Contexte et objectifs

L’auteur a réécrit un projet de 65 000 lignes de code Go, nommé rune, en Rust en dépensant seulement 400 $. Le projet rune est un éditeur terminal destiné aux agents LLM, combinant les fonctionnalités d’Obsidian et de VS Code. Le coût limité provient de l’utilisation de Fable 5, un cadre d’automatisation basé sur les grands modèles de langage (LLM) capable de transformer du code d’un langage à un autre.

Le point de départ était la volonté de réduire la dette technique liée à Go et d’exploiter les garanties de sécurité mémoire de Rust, tout en maîtrisant le budget. Aucun investissement en licences ou en heures de développeur n’a été requis au‑delà du tarif de l’API LLM.
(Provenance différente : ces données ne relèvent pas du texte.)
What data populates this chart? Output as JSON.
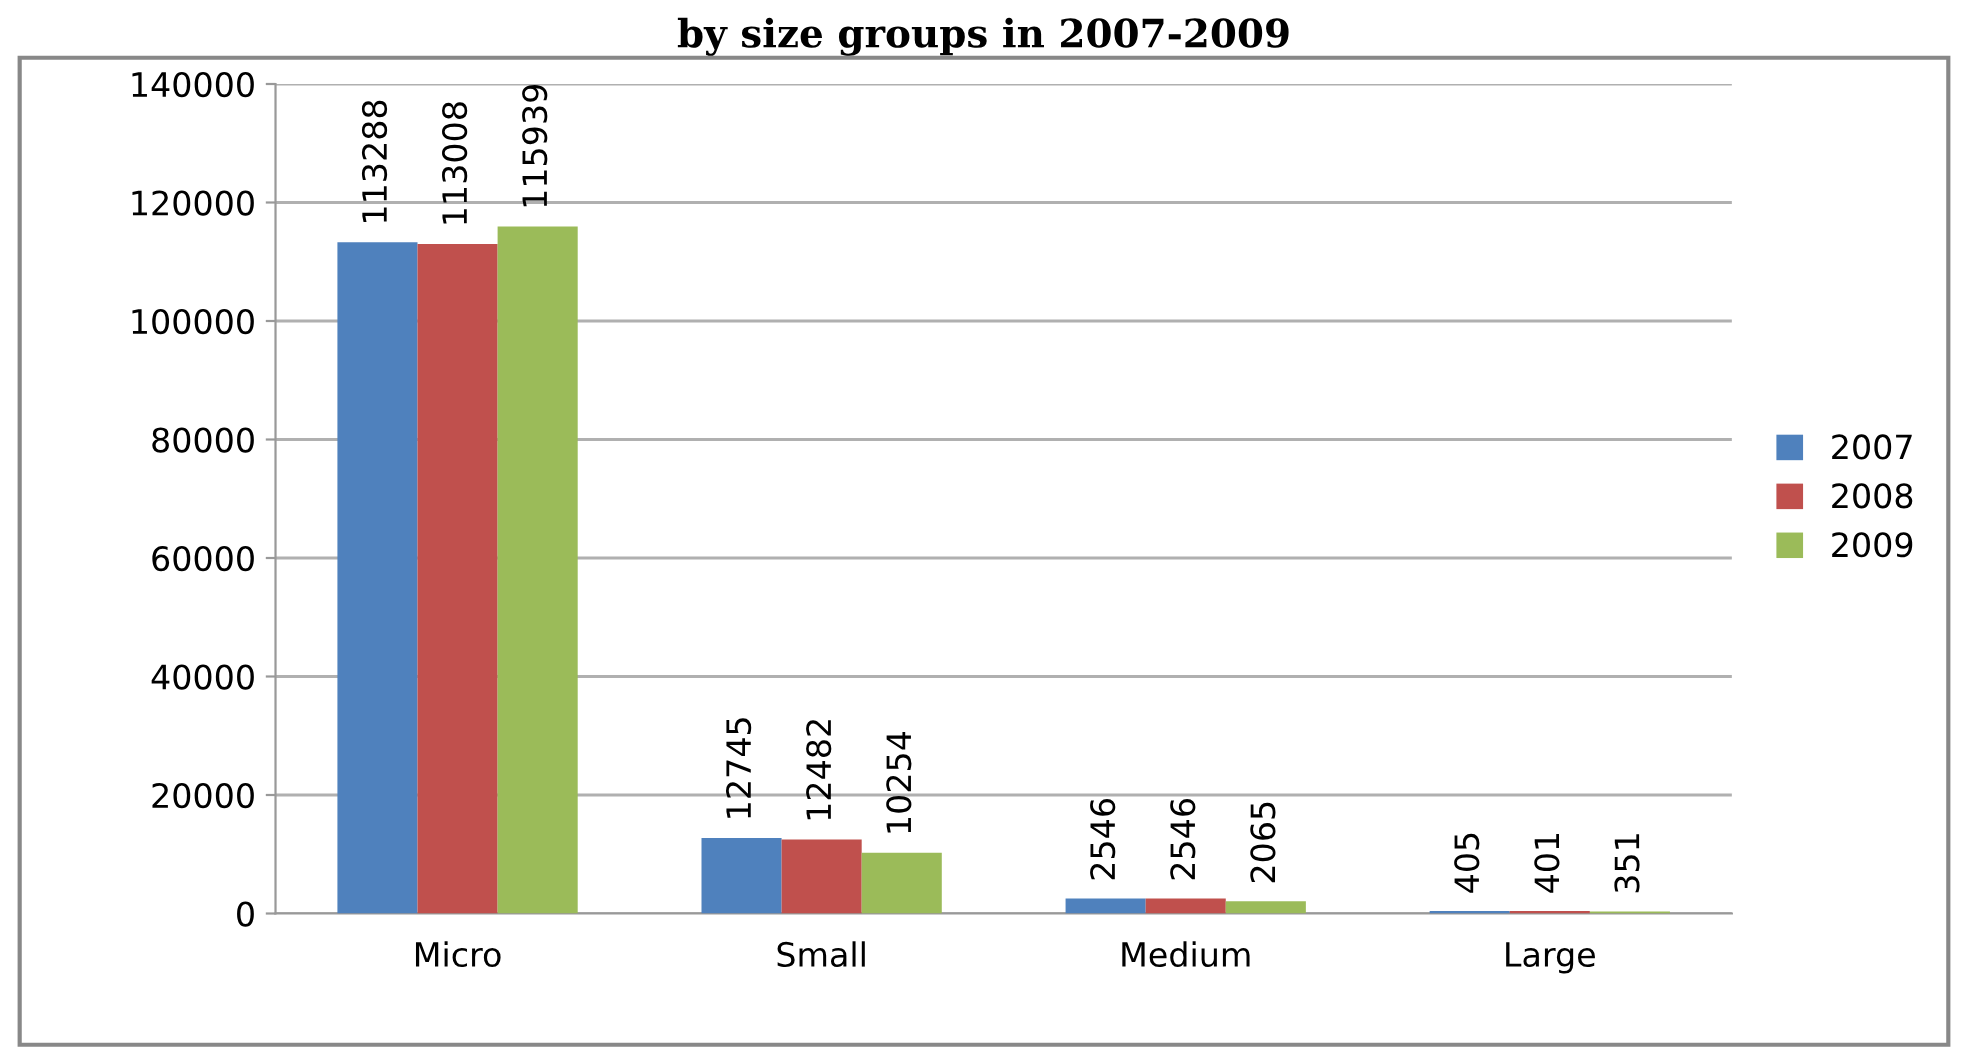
{
  "chart_data": {
    "type": "bar",
    "title": "by size groups in 2007-2009",
    "categories": [
      "Micro",
      "Small",
      "Medium",
      "Large"
    ],
    "series": [
      {
        "name": "2007",
        "color": "#4f81bd",
        "values": [
          113288,
          12745,
          2546,
          405
        ]
      },
      {
        "name": "2008",
        "color": "#c0504d",
        "values": [
          113008,
          12482,
          2546,
          401
        ]
      },
      {
        "name": "2009",
        "color": "#9bbb59",
        "values": [
          115939,
          10254,
          2065,
          351
        ]
      }
    ],
    "ylim": [
      0,
      140000
    ],
    "yticks": [
      0,
      20000,
      40000,
      60000,
      80000,
      100000,
      120000,
      140000
    ],
    "grid": "y",
    "legend": "right",
    "data_labels": true
  }
}
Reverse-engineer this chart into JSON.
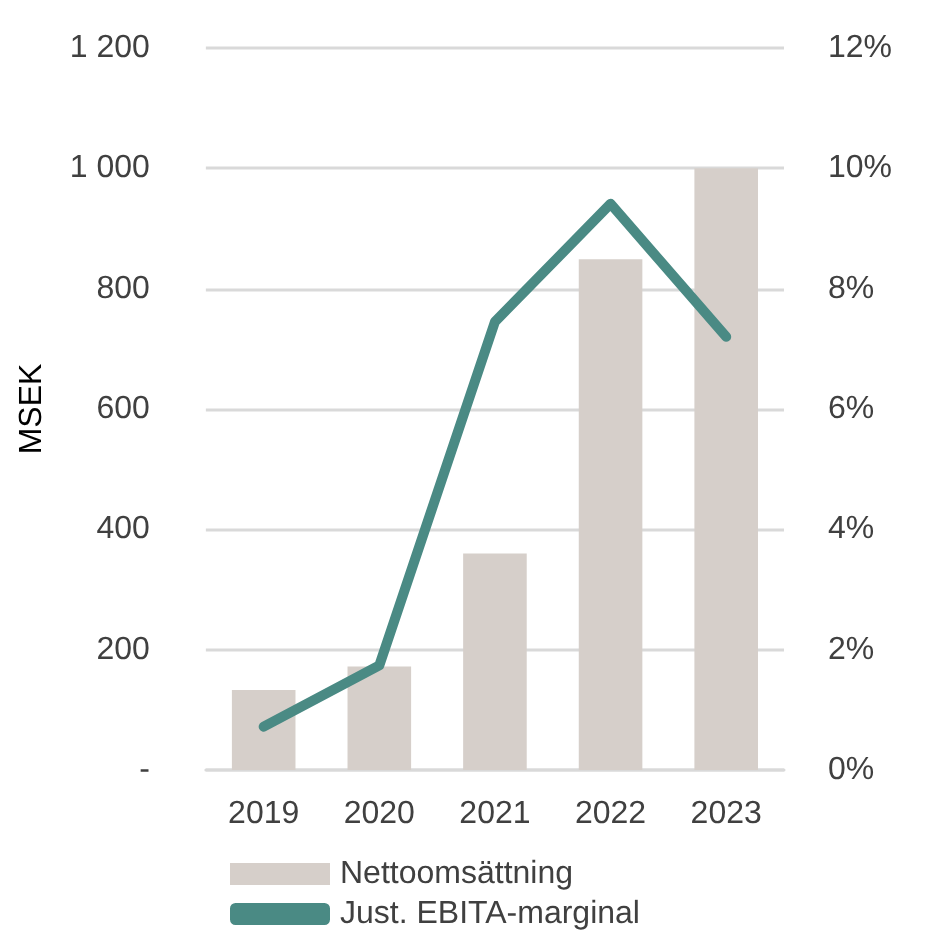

Méthodologie de migration avec Fable

Fable suit un processus en trois phases : extraction de la représentation du code, manipulation de cette représentation, puis génération du code cible. Cette approche repose sur la capacité des LLM à raisonner sur des structures abstraites comme des graphes ou des machines d’états.

1. Extract the data representation
2. Operate on the representation
3. Put the representation back into code

Lors de l’étape d’extraction, le code Go est converti en graphes de dépendances, ontologies de types et diagrammes UML. L’étape d’opération permet de simplifier ces graphes, par exemple en réduisant le nombre d’états d’une machine ou en éliminant des canaux de communication implicites. Enfin, la phase de génération produit du code Rust, en respectant les conventions idiomatiques du langage.

Fable intègre des outils internes tels que Glob, Grep et WebSearch, fournis par Claude Code, pour enrichir le contexte de transformation et récupérer des références externes. Cette combinaison d’outils réduit la dépendance à des scripts manuels et accélère le cycle de refactorisation.

Analyse des performances et des coûts

Le coût total de 400 $ correspond essentiellement aux appels d’API LLM nécessaires aux trois phases. En comparaison, un effort humain de même ampleur aurait exigé plusieurs centaines d’heures de développeur, estimées à plusieurs dizaines de milliers de dollars. Le gain économique est donc substantiel, mais il faut nuancer avec la qualité du code généré.

Sur le plan technique, la conversion a permis de conserver la logique métier tout en bénéficiant du système d’emprunt de Rust, éliminant ainsi les risques de segmentation fault fréquents en Go. Cependant, la génération automatique ne garantit pas l’optimisation des performances à l’échelle du processeur ; des ajustements manuels restent nécessaires pour les sections critiques.

Limites et perspectives

La méthode repose sur la précision du modèle LLM. Les erreurs de traduction de types complexes ou de gestion de lifetimes peuvent passer inaperçues sans revue humaine, ce qui impose un processus de validation post‑migration. De plus, la documentation fournie par Fable ne détaille pas les métriques de couverture de tests, ce qui rend difficile l’évaluation de la robustesse du code Rust généré.

À l’avenir, l’intégration de vérifications automatiques (ex. : tests unitaires générés, analyse statique) pourrait combler ces lacunes. Le succès de ce projet montre que les agents LLM, lorsqu’ils sont orchestrés via un cadre comme Fable, peuvent réaliser des migrations de grande ampleur à coût réduit, à condition de prévoir une phase de contrôle qualité rigoureuse.